HTML/CSS/browser seems a stretch to me. That is view/other bit of view/bit that displays the view

HTML is definitely the Model.

HTML is purely intended to describe (model) the structure of a document. It does not determine HOW the document looks. It only describes the document’s contents and structure.

e.g.

h1Header/h1
pA paragraph./p

just describes a headline and a paragraph of text. It doesn’t say the header should be large or bold, or that the paragraph should have a space above or below it.

CSS is definitely the View.

It has knowledge of the HTML (model) it is presenting and provides details of how it should be presented. The same HTML model can be presented in completely different ways by two different CSS views.

Browser could be viewed as the Controller.

Not a great fit, since the browser typically responds to the user clicking links by requesting a new model from the server, rather passing messages onto the View. But it does fit with the “the link between a user and the system”

The point of patterns like this is to aid understanding. “A software metaphor is more like a searchlight than a road map” as Steve McConnell says.

I find it useful and illuminating to think of the interaction of HTML/CSS/Browser as an example of MVC. So the metaphor works for me.

I have a problem with some uses of MVC. Namely finding triplets such as: Order, OrderView, OrderController etc…

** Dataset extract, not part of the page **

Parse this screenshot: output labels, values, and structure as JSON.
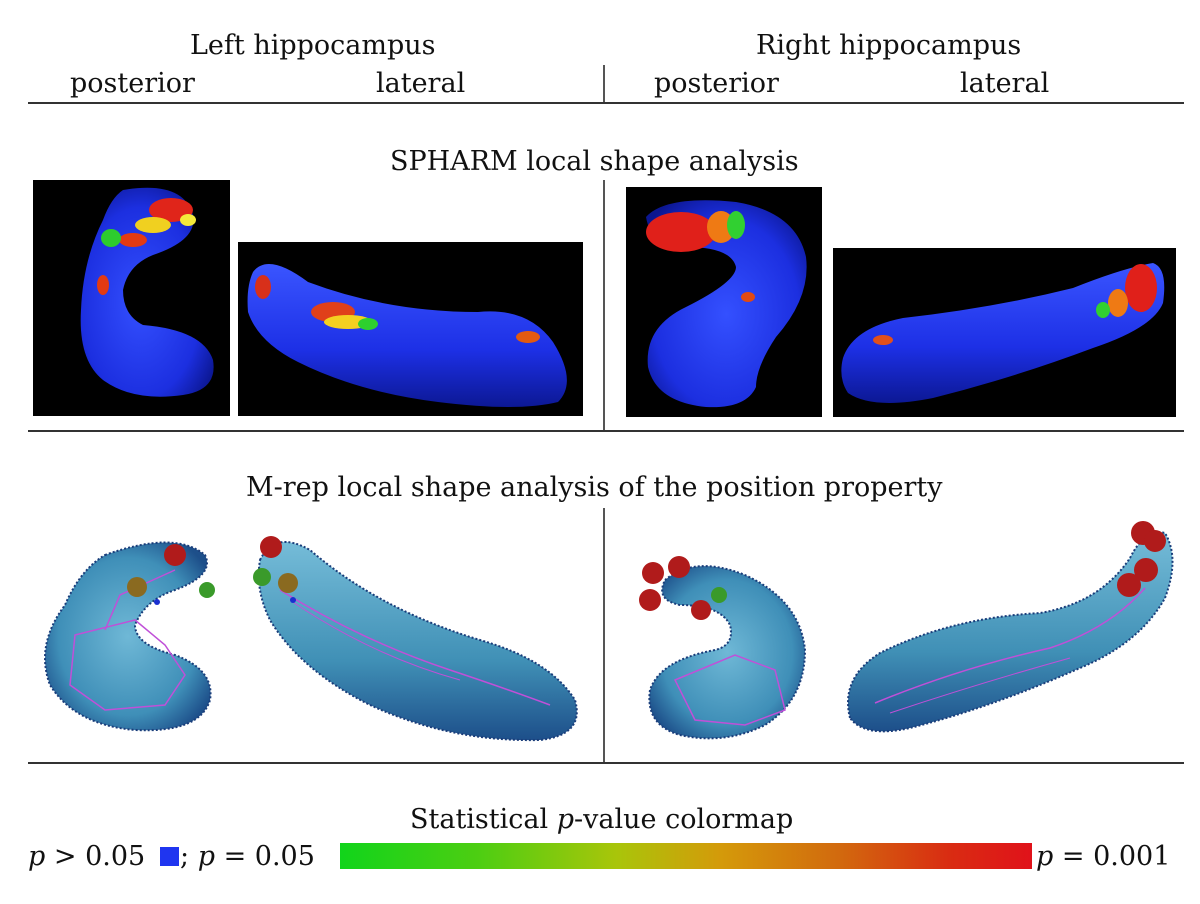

If I take your web framework analogy, it is like having every web page have its own HTML, CSS and browser(!). When, in fact, it is only the model that has to change while the view and controller is reused across models.

Very informative … got some details, helpful for someone that has an exam in 1 hour … concerning MVC amongst other thinks.

Wow this disucssion is a classic “WTF is MVC” discussion.
I work a few contracts and by jove have I seen some interesting implementations of MVC so i’m not suprised that people have such differing opinions.

I personally think the example Jeff gives is a good one and am glad that someone is finally giving good examples like this instead of binding it to a particular technology or particular way of doing things.
I think it is more logical to agree on the principle of Separation of Concerns and allow the MVC pattern to evolve naturally as opposed to religeously following one implementation of MVC. Same goes for MVP, it’s just MVC with a slight difference and Presenter is a bad word for a controller (which might also write a file to disk which has nothing to do with “presenting”) so instead of making different words for slightly different MVCs lets just talk SoC from now on!

A MVC masturbation article? What is this 2005?

Can we please be spared by the ensuing RoR is great article?

Cheers. Finally, I think I’ve grasped it.